Creating GraphQL and GraphiQL views
^^^^^^^^^^^^^^^^^^^^^^^^^^^^^^^^^^^
Unlike a RESTful API, there is only a single URL from which GraphQL is
accessed. Requests to this URL are handled by Graphene's ``GraphQLView``
view.
This view will serve as GraphQL endpoint. As we want to have the
aforementioned GraphiQL we specify that on the parameters with ``graphiql=True``.
.. code:: python
# cookbook/urls.py
from django.contrib import admin
from django.urls import path
from django.views.decorators.csrf import csrf_exempt
from graphene_django.views import GraphQLView
urlpatterns = [
path("admin/", admin.site.urls),
path("graphql", csrf_exempt(GraphQLView.as_view(graphiql=True))),
]
If we didn't specify the target schema in the Django settings file
as explained above, we can do so here using:
.. code:: python
# cookbook/urls.py
from django.contrib import admin
from django.urls import path
from django.views.decorators.csrf import csrf_exempt
from graphene_django.views import GraphQLView
from cookbook.schema import schema
urlpatterns = [
path("admin/", admin.site.urls),
path("graphql", csrf_exempt(GraphQLView.as_view(graphiql=True, schema=schema))),
]
Testing our GraphQL schema
^^^^^^^^^^^^^^^^^^^^^^^^^^
We're now ready to test the API we've built. Let's fire up the server
from the command line.
.. code:: bash
python manage.py runserver
Performing system checks...
Django version 3.0.7, using settings 'cookbook.settings'
Starting development server at http://127.0.0.1:8000/
Quit the server with CONTROL-C.
Go to `localhost:8000/graphql <http://localhost:8000/graphql>`__ and
type your first query!
.. code::
query {
allIngredients {
id
name
}
}
If you are using the provided fixtures, you will see the following response:
.. code::
{
"data": {
"allIngredients": [
{
"id": "1",
"name": "Eggs"
},
{
"id": "2",
"name": "Milk"
},
{
"id": "3",
"name": "Beef"
},
{
"id": "4",
"name": "Chicken"
}
]
}
}
Congratulations, you have created a working GraphQL server 🥳!

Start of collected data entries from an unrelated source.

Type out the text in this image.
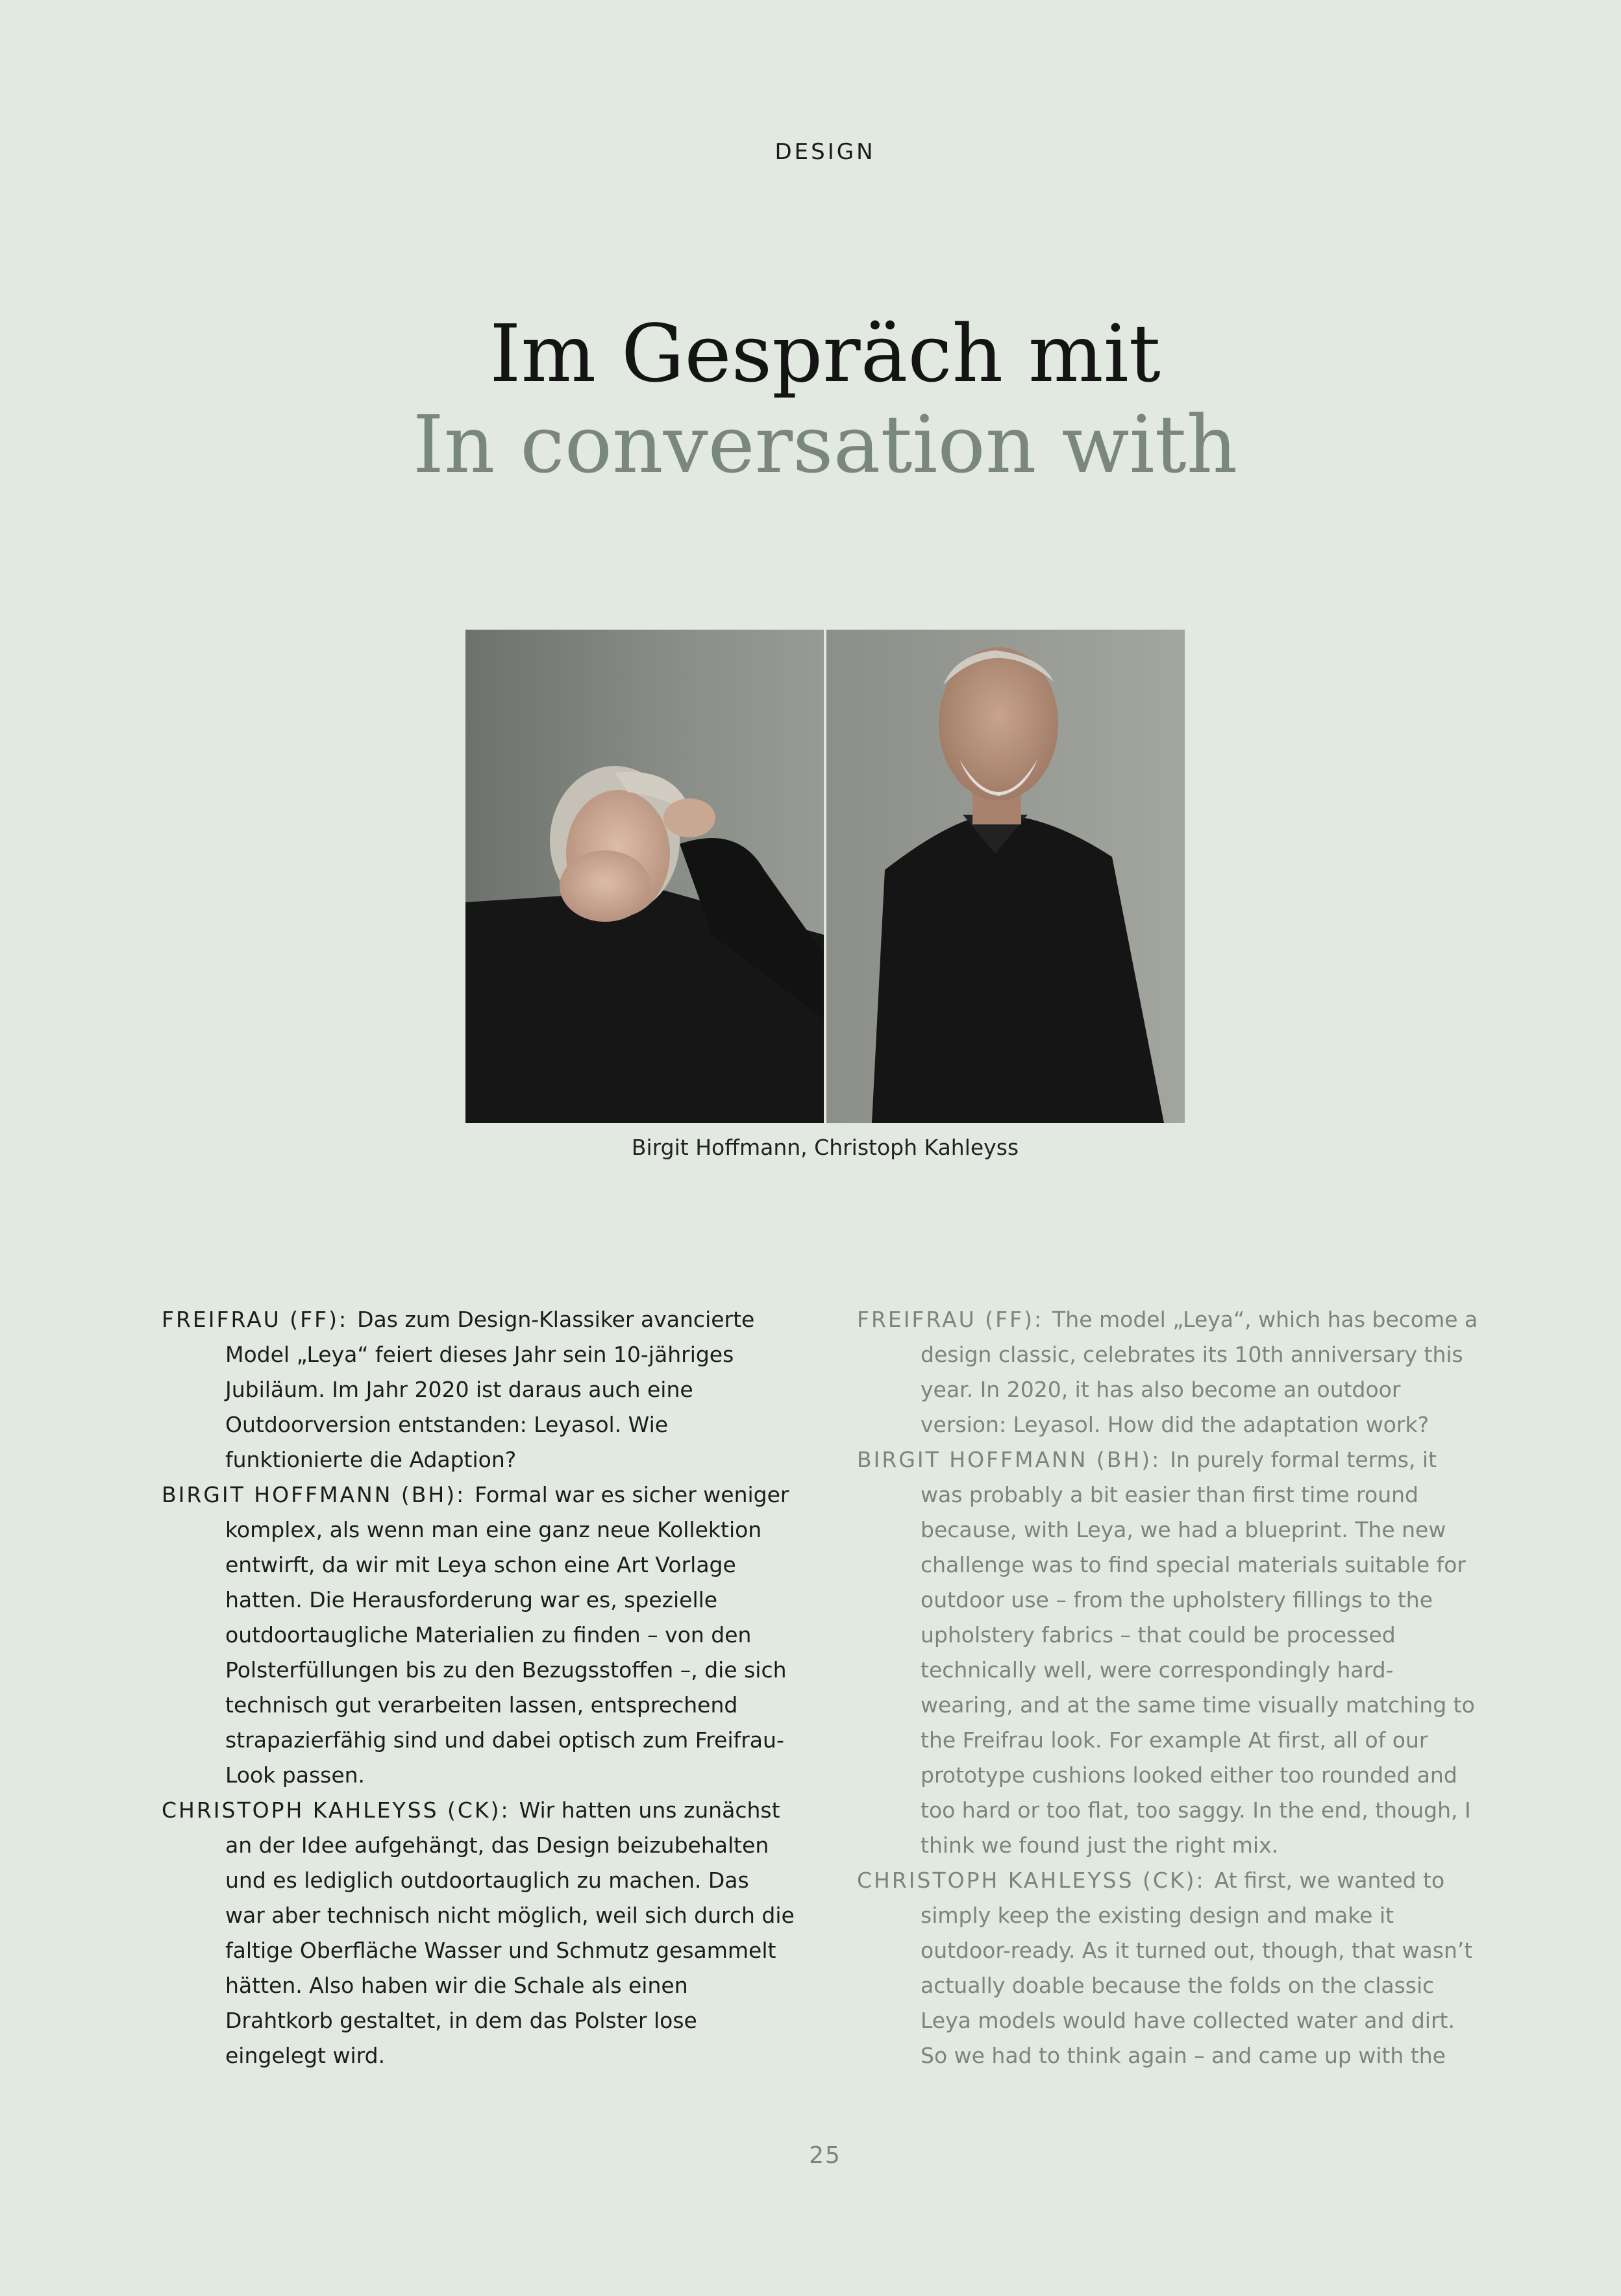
DESIGN
Im Gespräch mit
In conversation with
Birgit Hoffmann, Christoph Kahleyss

FREIFRAU (FF): Das zum Design-Klassiker avancierte Model „Leya“ feiert dieses Jahr sein 10-jähriges Jubiläum. Im Jahr 2020 ist daraus auch eine Outdoorversion entstanden: Leyasol. Wie funktionierte die Adaption?

BIRGIT HOFFMANN (BH): Formal war es sicher weniger komplex, als wenn man eine ganz neue Kollektion entwirft, da wir mit Leya schon eine Art Vorlage hatten. Die Herausforderung war es, spezielle outdoortaugliche Materialien zu finden – von den Polsterfüllungen bis zu den Bezugsstoffen –, die sich technisch gut verarbeiten lassen, entsprechend strapazierfähig sind und dabei optisch zum Freifrau-Look passen.

CHRISTOPH KAHLEYSS (CK): Wir hatten uns zunächst an der Idee aufgehängt, das Design beizubehalten und es lediglich outdoortauglich zu machen. Das war aber technisch nicht möglich, weil sich durch die faltige Oberfläche Wasser und Schmutz gesammelt hätten. Also haben wir die Schale als einen Drahtkorb gestaltet, in dem das Polster lose eingelegt wird.

FREIFRAU (FF): The model „Leya“, which has become a design classic, celebrates its 10th anniversary this year. In 2020, it has also become an outdoor version: Leyasol. How did the adaptation work?

BIRGIT HOFFMANN (BH): In purely formal terms, it was probably a bit easier than first time round because, with Leya, we had a blueprint. The new challenge was to find special materials suitable for outdoor use – from the upholstery fillings to the upholstery fabrics – that could be processed technically well, were correspondingly hard-wearing, and at the same time visually matching to the Freifrau look. For example At first, all of our prototype cushions looked either too rounded and too hard or too flat, too saggy. In the end, though, I think we found just the right mix.

CHRISTOPH KAHLEYSS (CK): At first, we wanted to simply keep the existing design and make it outdoor-ready. As it turned out, though, that wasn’t actually doable because the folds on the classic Leya models would have collected water and dirt. So we had to think again – and came up with the

25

Note: Graphene `automatically camelcases <http://docs.graphene-python.org/en/latest/types/schema/#auto-camelcase-field-names>`__ all field names for better compatibility with JavaScript clients.
Getting relations
-----------------
Using the current schema we can query for relations too. This is where GraphQL becomes really powerful!
For example, we may want to get a specific categories and list all ingredients that are in that category.
We can do that with the following query:
.. code::
query {
categoryByName(name: "Dairy") {
id
name
ingredients {
id
name
}
}
}
This will give you (in case you are using the fixtures) the following result:
.. code::
{
"data": {
"categoryByName": {
"id": "1",
"name": "Dairy",
"ingredients": [
{
"id": "1",
"name": "Eggs"
},
{
"id": "2",
"name": "Milk"
}
]
}
}
}
We can also list all ingredients and get information for the category they are in:
.. code::
query {
allIngredients {
id
name
category {
id
name
}
}
}
Summary
-------
As you can see, GraphQL is very powerful and integrating Django models allows you to get started with a working server quickly.
If you want to put things like ``django-filter`` and automatic pagination in action, you should continue with the :ref:`Relay tutorial`.
A good idea is to check the `Graphene <http://docs.graphene-python.org/en/latest/>`__
documentation so that you are familiar with it as well.